Hypothese: Ist moderne Kuhmilch fördernd für Brustkrebs?

http://www.cancerresearchuk.org/about-cancer/cancers-in-general/cancer-questions/does-milk-cause-cancer

 

Ich habe mich schon früher mit Brustkrebs intensiv auseinandergesetzt.

http://onlinelibrary.wiley.com/doi/10.1111/j.1471-0528.1999.tb08106.x/full

Wieso komme ich jetzt erneut darauf mich mit dieser Frage zu beschäftigen?

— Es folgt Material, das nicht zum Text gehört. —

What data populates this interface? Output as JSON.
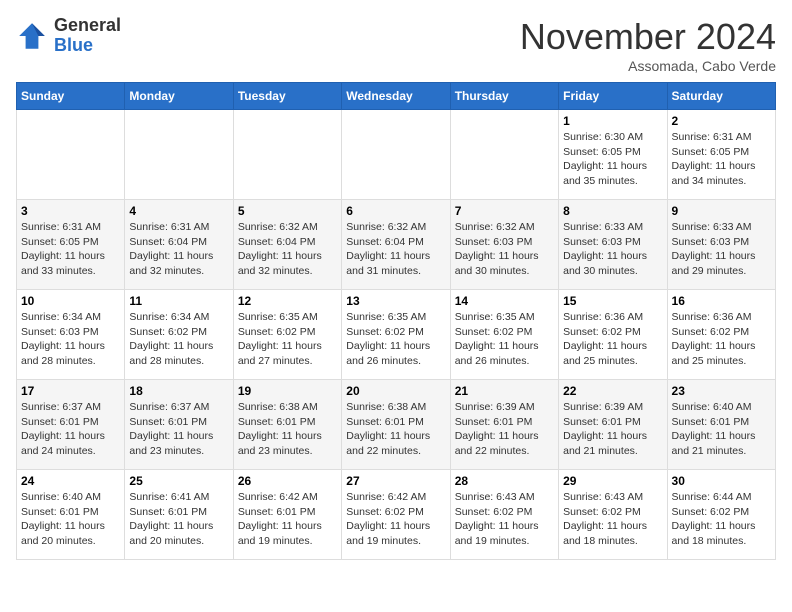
{
  "logo": {
    "general": "General",
    "blue": "Blue"
  },
  "header": {
    "month": "November 2024",
    "location": "Assomada, Cabo Verde"
  },
  "days_of_week": [
    "Sunday",
    "Monday",
    "Tuesday",
    "Wednesday",
    "Thursday",
    "Friday",
    "Saturday"
  ],
  "weeks": [
    [
      {
        "day": "",
        "info": ""
      },
      {
        "day": "",
        "info": ""
      },
      {
        "day": "",
        "info": ""
      },
      {
        "day": "",
        "info": ""
      },
      {
        "day": "",
        "info": ""
      },
      {
        "day": "1",
        "info": "Sunrise: 6:30 AM\nSunset: 6:05 PM\nDaylight: 11 hours and 35 minutes."
      },
      {
        "day": "2",
        "info": "Sunrise: 6:31 AM\nSunset: 6:05 PM\nDaylight: 11 hours and 34 minutes."
      }
    ],
    [
      {
        "day": "3",
        "info": "Sunrise: 6:31 AM\nSunset: 6:05 PM\nDaylight: 11 hours and 33 minutes."
      },
      {
        "day": "4",
        "info": "Sunrise: 6:31 AM\nSunset: 6:04 PM\nDaylight: 11 hours and 32 minutes."
      },
      {
        "day": "5",
        "info": "Sunrise: 6:32 AM\nSunset: 6:04 PM\nDaylight: 11 hours and 32 minutes."
      },
      {
        "day": "6",
        "info": "Sunrise: 6:32 AM\nSunset: 6:04 PM\nDaylight: 11 hours and 31 minutes."
      },
      {
        "day": "7",
        "info": "Sunrise: 6:32 AM\nSunset: 6:03 PM\nDaylight: 11 hours and 30 minutes."
      },
      {
        "day": "8",
        "info": "Sunrise: 6:33 AM\nSunset: 6:03 PM\nDaylight: 11 hours and 30 minutes."
      },
      {
        "day": "9",
        "info": "Sunrise: 6:33 AM\nSunset: 6:03 PM\nDaylight: 11 hours and 29 minutes."
      }
    ],
    [
      {
        "day": "10",
        "info": "Sunrise: 6:34 AM\nSunset: 6:03 PM\nDaylight: 11 hours and 28 minutes."
      },
      {
        "day": "11",
        "info": "Sunrise: 6:34 AM\nSunset: 6:02 PM\nDaylight: 11 hours and 28 minutes."
      },
      {
        "day": "12",
        "info": "Sunrise: 6:35 AM\nSunset: 6:02 PM\nDaylight: 11 hours and 27 minutes."
      },
      {
        "day": "13",
        "info": "Sunrise: 6:35 AM\nSunset: 6:02 PM\nDaylight: 11 hours and 26 minutes."
      },
      {
        "day": "14",
        "info": "Sunrise: 6:35 AM\nSunset: 6:02 PM\nDaylight: 11 hours and 26 minutes."
      },
      {
        "day": "15",
        "info": "Sunrise: 6:36 AM\nSunset: 6:02 PM\nDaylight: 11 hours and 25 minutes."
      },
      {
        "day": "16",
        "info": "Sunrise: 6:36 AM\nSunset: 6:02 PM\nDaylight: 11 hours and 25 minutes."
      }
    ],
    [
      {
        "day": "17",
        "info": "Sunrise: 6:37 AM\nSunset: 6:01 PM\nDaylight: 11 hours and 24 minutes."
      },
      {
        "day": "18",
        "info": "Sunrise: 6:37 AM\nSunset: 6:01 PM\nDaylight: 11 hours and 23 minutes."
      },
      {
        "day": "19",
        "info": "Sunrise: 6:38 AM\nSunset: 6:01 PM\nDaylight: 11 hours and 23 minutes."
      },
      {
        "day": "20",
        "info": "Sunrise: 6:38 AM\nSunset: 6:01 PM\nDaylight: 11 hours and 22 minutes."
      },
      {
        "day": "21",
        "info": "Sunrise: 6:39 AM\nSunset: 6:01 PM\nDaylight: 11 hours and 22 minutes."
      },
      {
        "day": "22",
        "info": "Sunrise: 6:39 AM\nSunset: 6:01 PM\nDaylight: 11 hours and 21 minutes."
      },
      {
        "day": "23",
        "info": "Sunrise: 6:40 AM\nSunset: 6:01 PM\nDaylight: 11 hours and 21 minutes."
      }
    ],
    [
      {
        "day": "24",
        "info": "Sunrise: 6:40 AM\nSunset: 6:01 PM\nDaylight: 11 hours and 20 minutes."
      },
      {
        "day": "25",
        "info": "Sunrise: 6:41 AM\nSunset: 6:01 PM\nDaylight: 11 hours and 20 minutes."
      },
      {
        "day": "26",
        "info": "Sunrise: 6:42 AM\nSunset: 6:01 PM\nDaylight: 11 hours and 19 minutes."
      },
      {
        "day": "27",
        "info": "Sunrise: 6:42 AM\nSunset: 6:02 PM\nDaylight: 11 hours and 19 minutes."
      },
      {
        "day": "28",
        "info": "Sunrise: 6:43 AM\nSunset: 6:02 PM\nDaylight: 11 hours and 19 minutes."
      },
      {
        "day": "29",
        "info": "Sunrise: 6:43 AM\nSunset: 6:02 PM\nDaylight: 11 hours and 18 minutes."
      },
      {
        "day": "30",
        "info": "Sunrise: 6:44 AM\nSunset: 6:02 PM\nDaylight: 11 hours and 18 minutes."
      }
    ]
  ]
}
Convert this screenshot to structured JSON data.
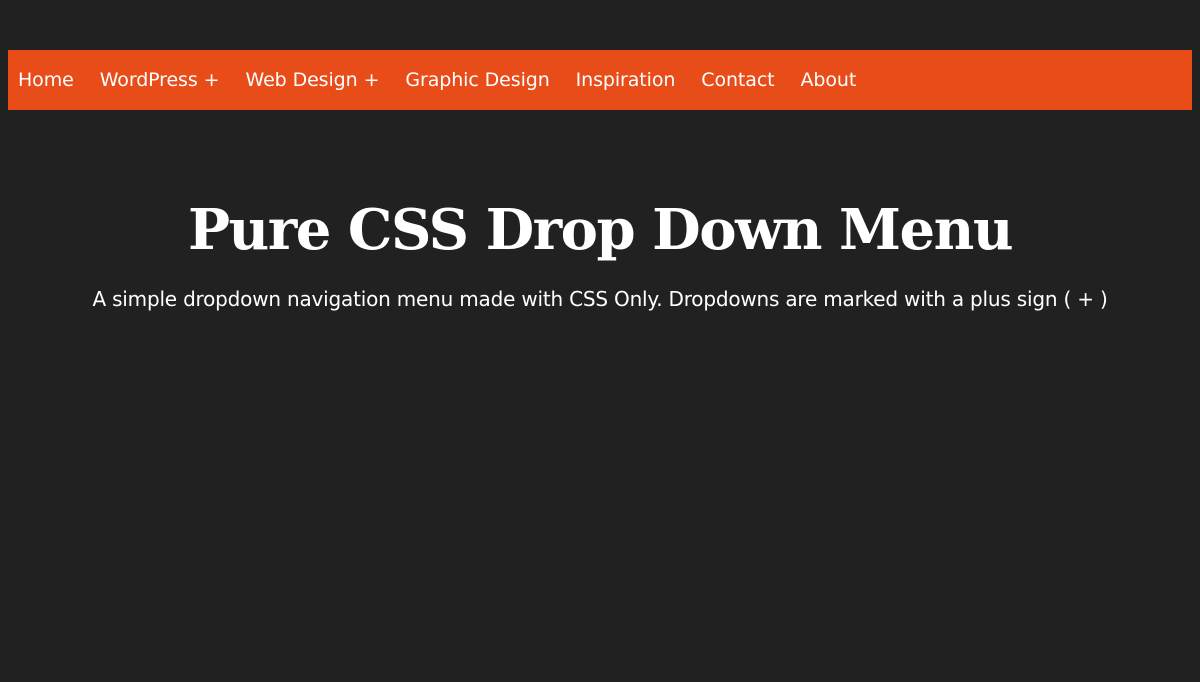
{
  "colors": {
    "background": "#212121",
    "navbar": "#e84c19",
    "text": "#ffffff"
  },
  "nav": {
    "items": [
      {
        "label": "Home",
        "plus": ""
      },
      {
        "label": "WordPress",
        "plus": "+"
      },
      {
        "label": "Web Design",
        "plus": "+"
      },
      {
        "label": "Graphic Design",
        "plus": ""
      },
      {
        "label": "Inspiration",
        "plus": ""
      },
      {
        "label": "Contact",
        "plus": ""
      },
      {
        "label": "About",
        "plus": ""
      }
    ]
  },
  "hero": {
    "title": "Pure CSS Drop Down Menu",
    "subtitle": "A simple dropdown navigation menu made with CSS Only. Dropdowns are marked with a plus sign ( + )"
  }
}
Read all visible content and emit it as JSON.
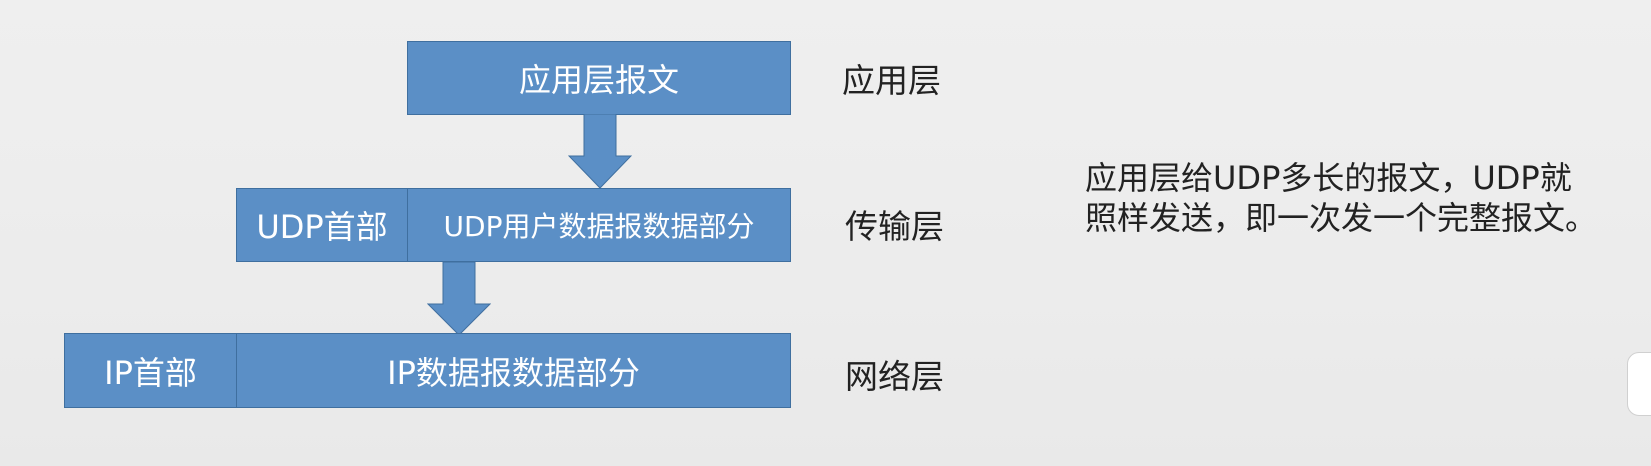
{
  "diagram": {
    "application_layer": {
      "message_label": "应用层报文",
      "layer_label": "应用层"
    },
    "transport_layer": {
      "header_label": "UDP首部",
      "data_label": "UDP用户数据报数据部分",
      "layer_label": "传输层"
    },
    "network_layer": {
      "header_label": "IP首部",
      "data_label": "IP数据报数据部分",
      "layer_label": "网络层"
    }
  },
  "note": {
    "line1": "应用层给UDP多长的报文，UDP就",
    "line2": "照样发送，即一次发一个完整报文。"
  }
}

Führende Großhersteller moderner Kuhmilchprodukte haben als Marketing Argument auf Packungen von Milch und Käse neuerdings vermerkt:  „ Ohne Gentechnik“ und der Discounter Lidl z.B. ist diesem Argument gerade gefolgt:

http://hesch.ch/news/alle/259-lidl-das-elende-geschaeft-mit-der-angst

Damit sprechen diese die von Greenpeace und anderen Interessensorganisationen mit ihrem zweifelhaften Marketing inzwischen geschürte Angst unter der Bevölkerung an, dass gentechnisch veränderter Samen in Pflanzen allgemein, speziell in Futterpflanzen für Milchkühe eine negative Wirkung auf die Gesundheit von Menschen haben könnte.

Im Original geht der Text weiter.